İran’la ekonomik ve ticari ilişkilerimizin artması için siyasi irade’nin olduğu gözlemlenmiştir. Ancak bu artışın sürdürülebilir olması için bazı temel koşulların oluşması ve devam etmesi gerekiyor. Herşeyden önce söz konusu siyasi irade’nin tavsamaması gerekir. İkinci olarak, İran dış ticaret rejimi’nin uluslar arası kurallar çerçevesinde serbestleştirilmesi ve İranlı iş adamlarının ve ithalatçılarının kararlarını devlet müdahalesi olmaksızın almalarını sağlayacak bir durumun ortaya çıkabilmesi de önemlidir. Aynı şekilde İran bürokrasisinin, gelişen duruma uygun olarak engel çıkaran bir tutum içinde olmaması gerekmektedir.
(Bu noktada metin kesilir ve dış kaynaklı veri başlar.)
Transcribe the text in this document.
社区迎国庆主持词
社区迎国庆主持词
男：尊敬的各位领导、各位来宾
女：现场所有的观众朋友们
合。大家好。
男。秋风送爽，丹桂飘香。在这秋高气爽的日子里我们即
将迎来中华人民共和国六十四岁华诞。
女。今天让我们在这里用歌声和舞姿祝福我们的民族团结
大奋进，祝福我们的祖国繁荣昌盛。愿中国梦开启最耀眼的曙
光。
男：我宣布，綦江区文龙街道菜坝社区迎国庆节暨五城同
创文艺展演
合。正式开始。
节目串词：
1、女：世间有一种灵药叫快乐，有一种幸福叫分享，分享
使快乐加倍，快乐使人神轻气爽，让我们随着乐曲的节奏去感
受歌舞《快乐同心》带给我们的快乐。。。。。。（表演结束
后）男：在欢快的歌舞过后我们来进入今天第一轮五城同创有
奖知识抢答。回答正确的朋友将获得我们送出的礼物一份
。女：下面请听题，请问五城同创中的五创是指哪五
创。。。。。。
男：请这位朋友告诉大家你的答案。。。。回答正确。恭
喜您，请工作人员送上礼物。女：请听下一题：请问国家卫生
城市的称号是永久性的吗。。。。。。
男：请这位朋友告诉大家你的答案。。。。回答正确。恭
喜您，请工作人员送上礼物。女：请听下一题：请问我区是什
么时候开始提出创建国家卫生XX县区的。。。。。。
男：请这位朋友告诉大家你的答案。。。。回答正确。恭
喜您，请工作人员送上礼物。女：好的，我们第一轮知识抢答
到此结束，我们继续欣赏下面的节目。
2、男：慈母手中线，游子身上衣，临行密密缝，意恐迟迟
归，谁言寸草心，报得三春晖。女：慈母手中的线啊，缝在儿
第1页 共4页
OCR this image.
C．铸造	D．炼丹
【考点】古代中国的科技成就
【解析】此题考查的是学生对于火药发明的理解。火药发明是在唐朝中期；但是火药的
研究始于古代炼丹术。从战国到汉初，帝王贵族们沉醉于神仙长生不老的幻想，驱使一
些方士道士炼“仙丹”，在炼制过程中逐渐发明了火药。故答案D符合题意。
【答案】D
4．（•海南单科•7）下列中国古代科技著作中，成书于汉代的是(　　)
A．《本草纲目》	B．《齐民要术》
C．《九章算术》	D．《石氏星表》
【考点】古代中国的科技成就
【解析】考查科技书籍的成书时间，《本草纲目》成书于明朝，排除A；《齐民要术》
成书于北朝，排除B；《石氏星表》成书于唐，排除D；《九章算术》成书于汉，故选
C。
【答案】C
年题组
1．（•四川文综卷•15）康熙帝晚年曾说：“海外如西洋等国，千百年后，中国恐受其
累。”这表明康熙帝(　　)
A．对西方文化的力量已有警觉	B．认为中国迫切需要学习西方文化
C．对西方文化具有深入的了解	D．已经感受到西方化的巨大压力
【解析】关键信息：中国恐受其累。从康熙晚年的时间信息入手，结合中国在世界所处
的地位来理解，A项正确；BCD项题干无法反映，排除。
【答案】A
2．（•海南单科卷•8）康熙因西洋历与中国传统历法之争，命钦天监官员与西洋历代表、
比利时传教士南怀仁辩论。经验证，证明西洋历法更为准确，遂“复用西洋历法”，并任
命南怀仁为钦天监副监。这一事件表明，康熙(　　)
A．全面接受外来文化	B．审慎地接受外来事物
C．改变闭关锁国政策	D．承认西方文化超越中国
Öte yandan, alışverişlerin milli paralarla yapılması başlangıçta bir süre için ticarete ivme kazandırabilir. Ancak bir tür kliring sistemini anımsatan bu uygulamanın uzun vadede yararlı olabilmesi için İran’ın Türkiye’den ithalat değerinin Türkiye’nin ithalatına eşit veya hiç değilse yakın olması gerekir. Aksi taktirde, belirli bir süre sonra, aradaki farkın uluslar arası geçerli bir para birimi ile kapatılması gerekecektir ki bu durum beklenen faydayı sağlayamayacaktır. Ticari bankaların da kendi açılarından gerekli uyumu sağlaması önem arz etmektedir. İki ülke arasındaki teknik anlaşmaların tüm bu sakıncaları ortadan kaldıracak hükümler içermesi beklenir. Yeni Düzenlemenin BM Ambargosu’nun kaldırılması veya hafifletilmesinden hemen sonra işlerlik kazanabilmesi için teknik görüşmelere ve müzakerelere vakit geçirilmeden başlanması yararlı olacaktır.